After a busy fall, I took some much-needed time off last month. Away from the studio, away from trying to write – I just read and read and read and hung out with my family. In 2006, I tried to go all out for the Holidays: hosting a cocktail party at my house, going to fancy dinners, enjoying choir concerts, observing Advent, shopping for The Perfect Gift, decking my house out with tons of lights. And not because I felt like I had to pretend to be happy, but because I genuinely enjoy those things. Then the week before Christmas a new job, a wedding and a death in the family forced my attention away from all those devoirs, those self-inflicted “must-dos” and dashed all of my efforts to celebrate the holidays. I didn’t realize how traumatic those experiences were until this season came around.

So this year, I let my brain check out around the 10th of December and stay holed up in the Me Motel for a few weeks. But the holidays still weren’t easy to get through. Re-living the memories of last year reminded me of Joan Didion’s memoir The Year of Magical Thinking, and since I let the decorating and partying slide this year, I had more time to be a good American and shop, which brought on a spiritual crisis of sorts that’s continuing through the New Year. The disgusted feeling lingered for a few days and came out in a fretful conversation with my husband about who was left to buy gifts for on our Nice list. “I feel like I need to be doing more,” I said.

“What do you mean?”

“Well, all this shopping – it seems so unnecessary. I feel like I should be helping others. I feel like I ought to be giving money to charity instead. We’ve had to cut back a lot the last few month but we’ve still got enough left over to buy gifts. But I still feel this pressure, this guilt about being able to do that. Like we’re still better off than a lot of people. Am I being too hard on myself? Because then again, maybe we’re not that much better off, because we haven’t been saving any money lately. But is saving money just hoarding in disguise? Which makes me think that this guilt is coming from feeling bullied by the preaching about money at church lately. But I don’t think it’s Catholic guilt, as they say. (I don’t know what people are talking about when they say ‘Catholic guilt’ – it’s a cliche.) It’s more like Virgo guilt. The perfectionism and this desire to serve and help other people.” Deep breath.

He looks at me warily, not quite comprehending. “Capricorns – we’re driven and ambitious, but we don’t really get into all that.”

“I know, the holidays are a special time to show your family and friends that you care about them. It’s just… why do we need stuff to express that? Why do we spend all this time and money and looking for crap that they don’t need?”
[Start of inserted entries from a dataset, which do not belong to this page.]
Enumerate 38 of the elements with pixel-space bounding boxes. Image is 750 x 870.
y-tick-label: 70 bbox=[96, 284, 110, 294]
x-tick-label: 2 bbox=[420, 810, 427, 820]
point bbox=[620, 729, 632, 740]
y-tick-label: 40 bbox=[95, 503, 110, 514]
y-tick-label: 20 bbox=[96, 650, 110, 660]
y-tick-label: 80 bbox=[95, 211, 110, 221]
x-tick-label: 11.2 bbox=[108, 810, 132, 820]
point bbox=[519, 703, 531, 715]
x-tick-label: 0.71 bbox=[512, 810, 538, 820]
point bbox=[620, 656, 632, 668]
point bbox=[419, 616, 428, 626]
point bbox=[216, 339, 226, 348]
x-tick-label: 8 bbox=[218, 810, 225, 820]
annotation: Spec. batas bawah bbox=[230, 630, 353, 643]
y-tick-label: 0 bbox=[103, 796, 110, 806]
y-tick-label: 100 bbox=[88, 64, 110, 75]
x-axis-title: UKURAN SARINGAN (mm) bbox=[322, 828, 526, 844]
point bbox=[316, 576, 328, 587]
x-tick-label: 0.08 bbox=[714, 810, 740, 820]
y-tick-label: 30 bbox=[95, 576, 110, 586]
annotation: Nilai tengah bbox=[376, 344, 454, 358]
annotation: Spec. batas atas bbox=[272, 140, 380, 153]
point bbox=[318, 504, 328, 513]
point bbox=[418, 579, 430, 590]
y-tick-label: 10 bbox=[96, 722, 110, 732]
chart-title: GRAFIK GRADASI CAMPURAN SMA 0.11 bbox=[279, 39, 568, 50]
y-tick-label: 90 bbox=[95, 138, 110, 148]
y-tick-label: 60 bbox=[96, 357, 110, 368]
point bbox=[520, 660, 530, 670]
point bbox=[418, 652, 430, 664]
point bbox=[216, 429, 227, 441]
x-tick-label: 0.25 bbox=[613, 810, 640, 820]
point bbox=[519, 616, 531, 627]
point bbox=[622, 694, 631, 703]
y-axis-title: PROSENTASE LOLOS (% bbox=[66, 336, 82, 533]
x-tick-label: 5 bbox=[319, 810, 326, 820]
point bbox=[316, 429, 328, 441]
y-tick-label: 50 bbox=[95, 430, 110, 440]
“Because it’s the holidays and that’s what you’re supposed to do.” (now shut up and quit worrying).

When the Big Day finally came, I was spared from all these dreary ruminations. I became rather ill with stomach flu about 20 minutes before my family started opening gifts on Christmas Eve and spent much of the night and next day making donations to a porcelain collection bowl. While this wasn’t the most merry way to observe the birth of the Lord, and on an ordinary day, I’d just think, I’m sick and it sucks, but Christmas forced me me to find a silver lining: I think the universe was telling me, it’s not ever going to be Perfect, it’s OK not to be Perfect, so let go. Literally.

After all recovering from all the throwing up, I threw out my back while playing with the dog a couple days later. I was back in good health on New Year’s Eve, but dry weather and high winds spoiled the 5-mattress bonfire I’d been looking forward to. Yet another Act of God. I took that as another sign to extend my vacation another day or two, and naturally on my first day back at work, the gears were a little squeaky. My back had finally healed so I headed to the gym last night to start melting away any Santa belly I may have gotten over the previous month. Exercise was just the remedy to blow away the Holiday stupor and return to my endorphin-induced daydreams and plans. So here I go again.